Saisonprognose Teil 3: HC Davos und HC Fribourg-Gottéron

22.08.2025
Aktualisiert am 22.08.2025

Text von Ueli Schwarz, Header-Fotos: Logan Romanens / Simon Bohnenblust    
-

Um es gleich vorwegzunehmen, ich kann und will mich nicht auf einen genauen Rang festlegen. Die Schlussplatzierung hängt von so vielen, über fünf Monate hinweg verteilten und unvorhersehbaren Konstellationen ab, dass eine genaue Prognose eher in die Sparte "reines Glücksspiel" gehören würde… und da bin ich schlecht.

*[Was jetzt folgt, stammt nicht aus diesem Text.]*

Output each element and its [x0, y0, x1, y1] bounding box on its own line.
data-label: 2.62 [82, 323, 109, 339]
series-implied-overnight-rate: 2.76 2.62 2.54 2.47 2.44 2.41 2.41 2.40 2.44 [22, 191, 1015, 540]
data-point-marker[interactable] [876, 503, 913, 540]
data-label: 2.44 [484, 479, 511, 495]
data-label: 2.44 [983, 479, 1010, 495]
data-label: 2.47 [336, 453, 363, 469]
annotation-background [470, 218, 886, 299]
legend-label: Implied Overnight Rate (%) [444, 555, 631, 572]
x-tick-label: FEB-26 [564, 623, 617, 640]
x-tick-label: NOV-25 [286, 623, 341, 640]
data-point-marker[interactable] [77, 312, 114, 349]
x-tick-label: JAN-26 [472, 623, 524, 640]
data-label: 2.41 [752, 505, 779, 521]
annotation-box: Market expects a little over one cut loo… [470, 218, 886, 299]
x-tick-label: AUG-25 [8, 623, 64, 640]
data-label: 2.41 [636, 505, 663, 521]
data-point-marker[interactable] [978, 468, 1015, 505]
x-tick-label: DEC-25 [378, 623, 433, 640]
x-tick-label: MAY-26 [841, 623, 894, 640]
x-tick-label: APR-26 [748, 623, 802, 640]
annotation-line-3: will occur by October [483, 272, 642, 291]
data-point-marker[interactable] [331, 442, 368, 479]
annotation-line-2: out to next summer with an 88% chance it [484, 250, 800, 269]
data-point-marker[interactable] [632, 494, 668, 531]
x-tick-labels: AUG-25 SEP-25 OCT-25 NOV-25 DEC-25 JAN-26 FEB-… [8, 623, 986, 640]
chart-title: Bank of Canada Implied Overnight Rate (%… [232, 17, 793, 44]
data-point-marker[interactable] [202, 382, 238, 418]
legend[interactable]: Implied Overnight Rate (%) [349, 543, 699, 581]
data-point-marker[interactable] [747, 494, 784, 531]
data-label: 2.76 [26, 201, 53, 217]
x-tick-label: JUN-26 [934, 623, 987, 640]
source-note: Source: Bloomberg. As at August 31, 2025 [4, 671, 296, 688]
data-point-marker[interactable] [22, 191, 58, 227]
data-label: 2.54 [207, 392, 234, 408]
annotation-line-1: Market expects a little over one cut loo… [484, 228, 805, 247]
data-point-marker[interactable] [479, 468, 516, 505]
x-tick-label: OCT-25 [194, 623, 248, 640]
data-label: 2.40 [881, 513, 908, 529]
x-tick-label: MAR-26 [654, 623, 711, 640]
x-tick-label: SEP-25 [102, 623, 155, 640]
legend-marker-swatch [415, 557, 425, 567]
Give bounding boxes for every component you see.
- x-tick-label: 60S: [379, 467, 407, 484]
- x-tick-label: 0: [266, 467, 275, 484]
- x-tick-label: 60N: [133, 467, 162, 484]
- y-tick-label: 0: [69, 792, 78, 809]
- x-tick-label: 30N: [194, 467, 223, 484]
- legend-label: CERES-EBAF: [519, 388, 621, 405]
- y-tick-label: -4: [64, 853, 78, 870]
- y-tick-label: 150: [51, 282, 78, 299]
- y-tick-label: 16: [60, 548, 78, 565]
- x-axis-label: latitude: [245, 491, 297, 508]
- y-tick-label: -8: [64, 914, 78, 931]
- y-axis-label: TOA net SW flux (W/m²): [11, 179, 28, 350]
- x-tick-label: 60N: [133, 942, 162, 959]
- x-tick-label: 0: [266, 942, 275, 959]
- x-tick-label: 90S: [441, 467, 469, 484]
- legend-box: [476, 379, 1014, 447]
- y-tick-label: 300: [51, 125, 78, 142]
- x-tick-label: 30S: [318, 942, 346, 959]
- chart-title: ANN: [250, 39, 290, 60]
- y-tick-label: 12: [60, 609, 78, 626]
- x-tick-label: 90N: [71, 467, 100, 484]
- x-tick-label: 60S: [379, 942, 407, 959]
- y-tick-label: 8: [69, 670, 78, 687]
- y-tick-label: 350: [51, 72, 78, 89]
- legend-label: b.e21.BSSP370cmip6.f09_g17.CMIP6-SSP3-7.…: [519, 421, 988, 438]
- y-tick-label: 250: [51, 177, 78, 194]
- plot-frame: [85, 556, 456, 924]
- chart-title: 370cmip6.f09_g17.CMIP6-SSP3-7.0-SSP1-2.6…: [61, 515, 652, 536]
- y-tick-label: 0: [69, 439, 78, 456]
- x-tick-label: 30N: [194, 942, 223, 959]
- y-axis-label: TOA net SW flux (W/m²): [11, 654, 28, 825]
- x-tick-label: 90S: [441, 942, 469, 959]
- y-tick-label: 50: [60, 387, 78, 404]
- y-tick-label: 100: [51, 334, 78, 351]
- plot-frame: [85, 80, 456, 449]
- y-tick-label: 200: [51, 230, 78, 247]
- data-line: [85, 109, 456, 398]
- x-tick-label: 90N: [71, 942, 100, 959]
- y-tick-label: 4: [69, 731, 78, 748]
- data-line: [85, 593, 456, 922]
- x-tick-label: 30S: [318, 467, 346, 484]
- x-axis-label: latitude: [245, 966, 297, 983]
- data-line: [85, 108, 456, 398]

Mindestens acht Clubs mit entsprechenden Budgets erwarten sich selber in den Top 6. Die restlichen sechs Clubs und diejenigen die es nicht in die Top 6 schaffen, wollen alle die Top 10 avisieren und Letzter oder Vorletzter will schon gar niemand werden.

Zudem gab es noch praktisch in jeder Saison positive und negative Überraschungen. Es kann und wird nicht überall eitel Sonnenschein herrschen! Genau das macht ja die National League so spannend, aber eben auch schwierig zu prognostizieren.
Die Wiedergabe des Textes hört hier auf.